The messages shared indicated that “in this era of COVID-19 pandemic, families and communities are encouraged to make sure that everyone is safe from GBV, coronavirus and from any other dangers that threaten life,” Moyo said.
The Lutheran World Federation (LWF) member church works in Gurungweni as its site for ongoing education on how to prevent gender-based violence and create awareness about children's rights. The threat of increased COVID-19 cases in the border town raises concern for the welfare of women and children’s safety.
“COVID-19 exposed more cases of gender-based violence and gender inequality,” said Moyo, who is also a member of the LWF Council.
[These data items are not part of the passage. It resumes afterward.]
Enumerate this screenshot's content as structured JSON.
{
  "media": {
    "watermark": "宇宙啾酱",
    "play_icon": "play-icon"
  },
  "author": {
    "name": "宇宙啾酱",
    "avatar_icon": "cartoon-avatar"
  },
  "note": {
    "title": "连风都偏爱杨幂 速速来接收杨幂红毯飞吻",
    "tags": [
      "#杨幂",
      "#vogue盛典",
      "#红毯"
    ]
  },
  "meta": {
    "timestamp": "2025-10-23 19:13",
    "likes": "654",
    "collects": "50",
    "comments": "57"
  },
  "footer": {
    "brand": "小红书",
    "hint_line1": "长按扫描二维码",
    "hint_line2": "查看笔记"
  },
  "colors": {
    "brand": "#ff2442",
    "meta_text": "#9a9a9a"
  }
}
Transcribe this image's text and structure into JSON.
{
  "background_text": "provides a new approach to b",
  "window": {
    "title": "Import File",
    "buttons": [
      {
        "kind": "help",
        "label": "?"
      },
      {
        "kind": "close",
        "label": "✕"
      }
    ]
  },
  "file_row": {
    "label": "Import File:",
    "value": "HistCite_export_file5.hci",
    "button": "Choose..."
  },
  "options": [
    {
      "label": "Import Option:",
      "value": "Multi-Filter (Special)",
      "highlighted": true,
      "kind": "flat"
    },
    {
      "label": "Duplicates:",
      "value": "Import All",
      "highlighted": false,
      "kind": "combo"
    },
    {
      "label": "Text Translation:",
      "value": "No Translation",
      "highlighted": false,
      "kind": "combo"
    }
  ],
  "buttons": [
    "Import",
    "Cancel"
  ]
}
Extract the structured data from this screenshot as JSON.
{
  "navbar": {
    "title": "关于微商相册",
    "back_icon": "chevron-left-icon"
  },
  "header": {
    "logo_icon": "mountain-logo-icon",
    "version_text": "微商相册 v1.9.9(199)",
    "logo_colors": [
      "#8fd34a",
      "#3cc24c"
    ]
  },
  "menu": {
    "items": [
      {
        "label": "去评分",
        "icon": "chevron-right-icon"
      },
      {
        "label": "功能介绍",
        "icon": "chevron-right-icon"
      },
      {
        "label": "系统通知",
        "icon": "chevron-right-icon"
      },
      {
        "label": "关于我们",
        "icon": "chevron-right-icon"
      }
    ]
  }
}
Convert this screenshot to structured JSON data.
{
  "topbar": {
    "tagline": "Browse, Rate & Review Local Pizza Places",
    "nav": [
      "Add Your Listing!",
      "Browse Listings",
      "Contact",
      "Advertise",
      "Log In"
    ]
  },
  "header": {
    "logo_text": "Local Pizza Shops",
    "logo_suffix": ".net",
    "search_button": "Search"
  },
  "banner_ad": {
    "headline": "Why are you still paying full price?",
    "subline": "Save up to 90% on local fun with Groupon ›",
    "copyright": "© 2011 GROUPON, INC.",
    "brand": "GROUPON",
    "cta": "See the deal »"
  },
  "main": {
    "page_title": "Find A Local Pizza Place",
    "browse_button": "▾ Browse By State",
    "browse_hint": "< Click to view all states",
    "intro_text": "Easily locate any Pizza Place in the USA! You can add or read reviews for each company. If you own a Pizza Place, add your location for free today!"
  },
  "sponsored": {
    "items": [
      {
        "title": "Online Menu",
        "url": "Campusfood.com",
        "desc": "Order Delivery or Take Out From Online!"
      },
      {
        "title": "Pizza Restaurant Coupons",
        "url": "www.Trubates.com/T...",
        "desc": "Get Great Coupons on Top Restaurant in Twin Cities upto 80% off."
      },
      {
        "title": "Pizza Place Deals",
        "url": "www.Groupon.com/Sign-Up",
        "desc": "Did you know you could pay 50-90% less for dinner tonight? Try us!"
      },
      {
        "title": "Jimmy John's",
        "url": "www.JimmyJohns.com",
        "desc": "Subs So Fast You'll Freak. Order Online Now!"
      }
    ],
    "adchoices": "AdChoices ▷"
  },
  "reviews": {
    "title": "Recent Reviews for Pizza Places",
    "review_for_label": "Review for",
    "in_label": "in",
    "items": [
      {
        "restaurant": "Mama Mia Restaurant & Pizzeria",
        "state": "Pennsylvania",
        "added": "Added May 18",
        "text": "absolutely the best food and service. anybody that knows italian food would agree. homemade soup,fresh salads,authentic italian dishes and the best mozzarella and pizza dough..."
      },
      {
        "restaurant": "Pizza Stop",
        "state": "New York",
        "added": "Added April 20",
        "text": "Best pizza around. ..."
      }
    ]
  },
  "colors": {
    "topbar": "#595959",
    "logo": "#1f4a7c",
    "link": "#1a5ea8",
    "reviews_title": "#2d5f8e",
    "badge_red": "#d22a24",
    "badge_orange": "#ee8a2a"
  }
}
The inability to work because of COVID-19 restrictions has led to “a shortage of income and food insecurity and an increase in physical and emotional abuse and more childhood marriages,” she added.
The ELCZ team equipped community chiefs and leaders with contact details and referral pathways for GBV victims and those who might need psycho-social support. Moyo reminded the leaders that “community-based protection systems are still in effect to protect women and girls from GBV.”
The ELCZ team and government representatives presented face masks and hand sanitizers to the village leaders for distribution among the entire community, but especially for vulnerable populations like the elderly and women who have limited access to personal protective gear.
Felix Samari, coordinator, African Lutheran Information and Communication Network - ALCINET contributed this story.